Coming to the great port of the Havens, they saw before them a sight of great wonder, one which would not be seen again in the last ages of this world. A ship of white brighter and purer than the finest pearls of the Sea and the Star of Elendil itself sat docked, and beside it stood the two greatest elf-lords who yet lingered in Middle-earth: Celeborn, Lord of Lothlórien, member of the White Council of the Wise and husband of the Lady Galadriel, whose wisdom and power were born from his ancestral days in the forests of Doriath and in the presence of Melian the Maia herself; and Círdan, Lord of the Grey Havens and ancient even among the Eldar, whose silver beard, unique among elven-folk, fell like a waterfall glistening in starlight.

“Now at last, we have come,” Arcallon said, and his words were as the pronouncement of a great doom; yet at their hearing, the elf-lords smiled and breathed deep the air of the Sea. “So shall be the last days of the Eldar in this world who will not diminish, and the memory of our kind will linger on in the minds of those who yet love, see, feel, hope.”

“Long ages of this world have I tended these havens,” Círdan said, his deep, venerable voice echoing even in such openness. “My heart has ever longed to return to my kin beyond these shores and across the Sea, though in all my days, the joy and gift of my service to our kindred has upheld me, until I shall at last behold the thrones of the Valar and taste the light of Ilúvatar which is cast from the heart of the Undying Lands.”

“And yet, we are not abandoning those who remain in this world, our beloved friends of the Men, Hobbits and Dwarves,” Celeborn said, gazing behind Arcallon and Antion with eyes that saw to the edge of the world. “All that Ilúvatar has made, the very bones of the Earth, the verdant grasses and swaying trees, the singing waters and high mountains, and even the hot sands, the deepest mires and darkest caverns beyond all mortal light shall sing forever the praise of Ilúvatar which by their very being they proclaim throughout the world and through the darkest shadows.”

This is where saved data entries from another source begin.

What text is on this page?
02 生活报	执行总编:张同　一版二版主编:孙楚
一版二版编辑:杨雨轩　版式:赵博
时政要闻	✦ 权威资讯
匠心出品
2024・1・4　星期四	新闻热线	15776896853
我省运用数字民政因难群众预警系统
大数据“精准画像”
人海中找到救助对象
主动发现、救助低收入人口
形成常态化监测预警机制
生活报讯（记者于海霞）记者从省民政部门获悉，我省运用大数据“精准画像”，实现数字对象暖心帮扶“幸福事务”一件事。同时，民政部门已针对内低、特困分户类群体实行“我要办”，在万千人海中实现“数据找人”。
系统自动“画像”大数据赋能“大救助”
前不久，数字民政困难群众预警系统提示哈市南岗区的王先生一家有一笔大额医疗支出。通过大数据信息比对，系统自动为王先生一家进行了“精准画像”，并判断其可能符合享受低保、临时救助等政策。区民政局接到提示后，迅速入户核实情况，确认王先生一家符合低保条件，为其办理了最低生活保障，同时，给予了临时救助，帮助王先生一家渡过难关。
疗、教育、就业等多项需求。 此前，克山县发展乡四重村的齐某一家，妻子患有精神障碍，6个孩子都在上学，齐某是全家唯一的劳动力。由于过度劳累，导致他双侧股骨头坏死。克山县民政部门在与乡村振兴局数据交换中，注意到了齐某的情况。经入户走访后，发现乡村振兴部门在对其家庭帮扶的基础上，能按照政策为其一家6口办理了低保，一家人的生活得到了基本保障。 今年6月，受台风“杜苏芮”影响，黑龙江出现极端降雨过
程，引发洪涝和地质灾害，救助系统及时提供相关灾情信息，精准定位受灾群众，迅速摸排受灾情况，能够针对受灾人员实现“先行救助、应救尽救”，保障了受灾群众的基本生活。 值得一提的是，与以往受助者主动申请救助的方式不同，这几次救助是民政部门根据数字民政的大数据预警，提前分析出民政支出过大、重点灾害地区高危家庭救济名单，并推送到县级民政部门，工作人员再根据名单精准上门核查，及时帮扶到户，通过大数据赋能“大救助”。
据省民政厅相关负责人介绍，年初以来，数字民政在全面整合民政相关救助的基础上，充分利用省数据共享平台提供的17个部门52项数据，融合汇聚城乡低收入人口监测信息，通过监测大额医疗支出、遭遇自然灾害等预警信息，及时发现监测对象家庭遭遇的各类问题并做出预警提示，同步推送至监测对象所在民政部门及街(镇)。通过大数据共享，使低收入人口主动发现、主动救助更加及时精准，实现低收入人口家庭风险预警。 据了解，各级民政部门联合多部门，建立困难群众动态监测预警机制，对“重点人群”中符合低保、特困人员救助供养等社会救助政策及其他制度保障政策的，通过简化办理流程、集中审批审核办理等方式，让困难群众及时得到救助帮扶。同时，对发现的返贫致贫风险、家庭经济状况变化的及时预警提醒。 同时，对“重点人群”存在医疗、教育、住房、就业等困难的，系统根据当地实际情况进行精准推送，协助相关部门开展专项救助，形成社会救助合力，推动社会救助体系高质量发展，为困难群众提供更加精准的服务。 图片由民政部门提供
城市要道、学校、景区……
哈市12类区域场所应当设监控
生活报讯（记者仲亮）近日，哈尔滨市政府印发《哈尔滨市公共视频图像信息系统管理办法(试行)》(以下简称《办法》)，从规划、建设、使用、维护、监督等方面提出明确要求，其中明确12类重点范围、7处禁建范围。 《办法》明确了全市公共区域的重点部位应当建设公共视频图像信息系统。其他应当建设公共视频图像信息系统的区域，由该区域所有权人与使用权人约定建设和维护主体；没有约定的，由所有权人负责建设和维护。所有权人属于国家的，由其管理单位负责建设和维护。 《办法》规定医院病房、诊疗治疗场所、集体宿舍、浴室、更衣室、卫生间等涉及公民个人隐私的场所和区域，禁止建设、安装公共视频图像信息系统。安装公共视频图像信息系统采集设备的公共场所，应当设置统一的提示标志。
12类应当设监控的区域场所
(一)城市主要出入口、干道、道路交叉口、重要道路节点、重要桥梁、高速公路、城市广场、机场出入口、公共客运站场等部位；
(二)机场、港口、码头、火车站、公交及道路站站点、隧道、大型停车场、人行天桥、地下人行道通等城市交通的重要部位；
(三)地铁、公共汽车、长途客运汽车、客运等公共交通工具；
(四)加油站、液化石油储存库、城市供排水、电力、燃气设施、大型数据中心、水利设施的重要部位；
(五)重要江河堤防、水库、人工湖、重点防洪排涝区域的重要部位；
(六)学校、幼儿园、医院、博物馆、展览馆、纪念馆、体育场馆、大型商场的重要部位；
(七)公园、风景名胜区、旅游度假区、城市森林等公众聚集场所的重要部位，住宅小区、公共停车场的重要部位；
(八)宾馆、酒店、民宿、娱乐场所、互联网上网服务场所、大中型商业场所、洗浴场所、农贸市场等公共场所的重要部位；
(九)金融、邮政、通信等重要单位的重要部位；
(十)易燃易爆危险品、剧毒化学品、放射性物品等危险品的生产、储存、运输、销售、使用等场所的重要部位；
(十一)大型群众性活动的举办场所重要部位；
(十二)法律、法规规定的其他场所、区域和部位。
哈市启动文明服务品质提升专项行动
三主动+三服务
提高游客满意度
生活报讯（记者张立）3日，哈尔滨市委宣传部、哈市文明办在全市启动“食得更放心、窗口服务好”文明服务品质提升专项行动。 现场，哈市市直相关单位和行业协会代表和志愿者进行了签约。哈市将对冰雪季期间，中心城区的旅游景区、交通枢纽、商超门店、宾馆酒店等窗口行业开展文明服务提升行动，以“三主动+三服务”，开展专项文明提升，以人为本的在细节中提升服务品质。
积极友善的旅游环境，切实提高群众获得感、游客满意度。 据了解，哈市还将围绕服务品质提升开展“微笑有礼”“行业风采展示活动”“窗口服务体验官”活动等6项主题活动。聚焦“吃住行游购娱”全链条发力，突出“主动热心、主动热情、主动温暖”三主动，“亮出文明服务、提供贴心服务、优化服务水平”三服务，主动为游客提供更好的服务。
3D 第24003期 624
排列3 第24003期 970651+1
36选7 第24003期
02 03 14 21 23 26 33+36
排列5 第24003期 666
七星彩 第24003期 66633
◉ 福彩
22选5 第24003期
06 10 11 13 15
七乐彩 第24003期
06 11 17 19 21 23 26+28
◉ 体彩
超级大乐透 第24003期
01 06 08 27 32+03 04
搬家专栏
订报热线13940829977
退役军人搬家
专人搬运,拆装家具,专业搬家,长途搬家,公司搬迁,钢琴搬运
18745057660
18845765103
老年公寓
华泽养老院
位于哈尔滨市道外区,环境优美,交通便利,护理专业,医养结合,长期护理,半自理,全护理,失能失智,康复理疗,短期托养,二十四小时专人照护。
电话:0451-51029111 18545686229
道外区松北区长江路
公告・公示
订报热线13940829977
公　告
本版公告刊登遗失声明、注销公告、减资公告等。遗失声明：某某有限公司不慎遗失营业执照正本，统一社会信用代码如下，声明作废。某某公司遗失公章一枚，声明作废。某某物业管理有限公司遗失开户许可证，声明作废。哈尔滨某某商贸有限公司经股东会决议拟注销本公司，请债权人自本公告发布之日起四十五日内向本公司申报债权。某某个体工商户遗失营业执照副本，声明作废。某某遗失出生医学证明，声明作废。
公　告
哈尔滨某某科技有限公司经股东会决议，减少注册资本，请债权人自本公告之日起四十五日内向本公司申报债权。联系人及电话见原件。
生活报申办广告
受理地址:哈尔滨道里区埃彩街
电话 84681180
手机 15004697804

“All that Ilúvatar has made,” Antion said, “shows forth the truth, goodness and beauty of His Face, and all those who love Him may love it, and those who love it may come, by His guiding hand, to love Him from whom all good things spring.”

“No shadow of the Enemy or power of death can overcome His Power,” Arcallon said, the strength of his voice rising up and flowing out even to the edges of the Shire itself. “His will shall be done forever, as even the destruction of the One Ring proves, and one day He will bring down the walls of this broken world for His light to shine to all corners and into the deepest darkness of men’s hearts, until at last all is made new and none may ever fear or weep again, as His love shall uphold all and bring about a glory which cannot be fathomed by any of those He has made, when Middle-earth, Valinor and what is Beyond will be united into one Kingdom of Light eternal.”

With these words, the four elf-lords bowed their heads, then uphold their hands toward the East in blessing and a shower of light came upon all the lands of the Free Peoples of Middle-earth, lightening their hearts and uplifting their eyes toward skies they cannot see. Embarking on the Last Ship, they sailed to the edge of this world and were not seen again in Middle-earth until the end of days.